もともと渡辺角治は明治二十三年に土湯から移り、キンと結婚して飯坂鯖湖湯で開業したが、その当時は、描彩するものが居らず、八幡屋の栄治にこけしの描彩を頼んでいたらしい。やがて人形の顔描きに長じていた温泉宿山形屋主人の指導を受けて、妻女キンが描彩するようになったといわれている。因みに、この山形屋主人も土湯出身といわれる。
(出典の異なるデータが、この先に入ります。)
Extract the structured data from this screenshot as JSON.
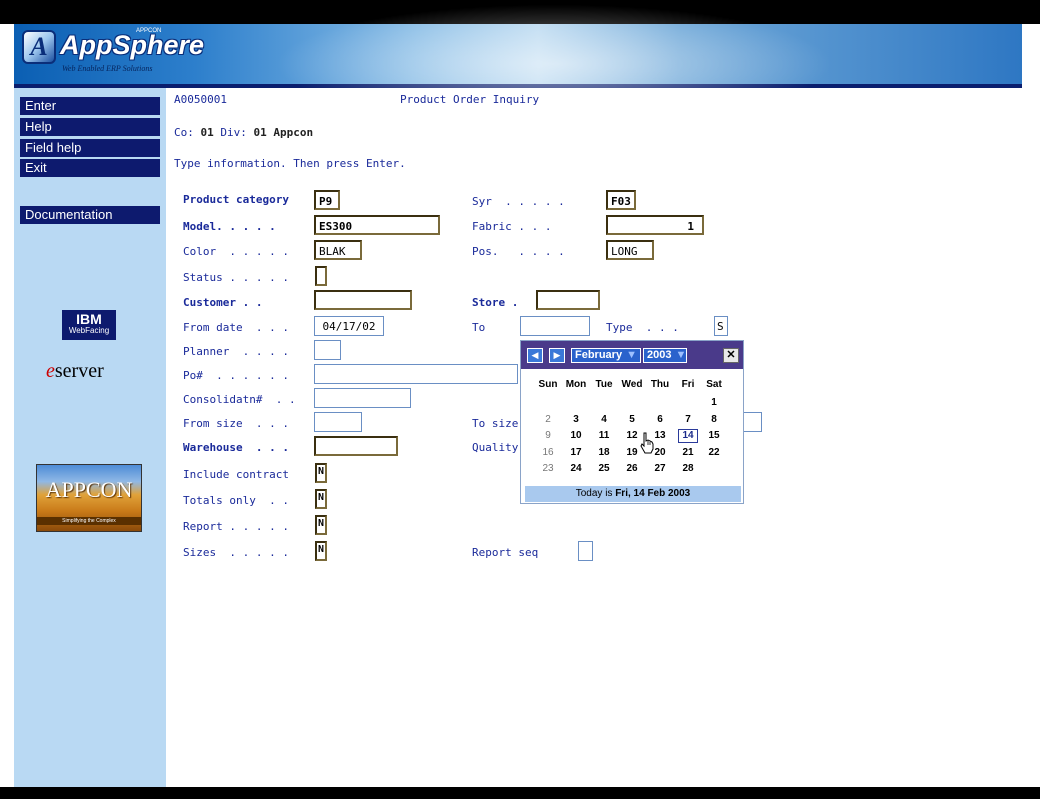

そういう鯖湖こけしの成り立ちから、栄治の作風を吸収していることは自然であり、実はキンのあやめ模様も、栄治のあやめの変形である。あやめの胴の裏側に四辨の花を上下二段に描くこともよくある。


ここに紹介する写真は、大正十四年二月二十日に刊行された「おしゃぶり・東北編」に掲載されたもの。発行兼編輯者は有坂与太郎である。おそらくこれらのこけしも有坂蔵品であったろう。こけしの作者は右から鳴子・高橋武蔵、鯖湖・渡辺角治、キン描彩、倒されているのが山形の小林倉吉である。


この鯖湖の特徴は胴中央をロクロ線で締め、その上下に四辨の花を配置するという点にある。四辨の花を胴の表に描くというのは非常に特異な様式である。中屋惣舜氏も「木の花・第二十七号」の「こけし文献手かがみ」で「おしゃぶり」を取り上げ、この鯖湖に関して「非常に珍しい胴模様である」と書いている。私もこの手の実物は見たことが無い。ただ、栄治の影響が底流となって鯖湖こけしが生まれてきたことをはっきりと示すこけしとして実に興味深い。



因みにこの本の装幀を行なったのは日本画家・島尻是空、腕白小僧が土塀に五寸釘で悪戯書きをしたといった趣向である。有名な歌川国芳の釘絵「荷宝蔵壁のむだがき」の趣向に倣った物であろう。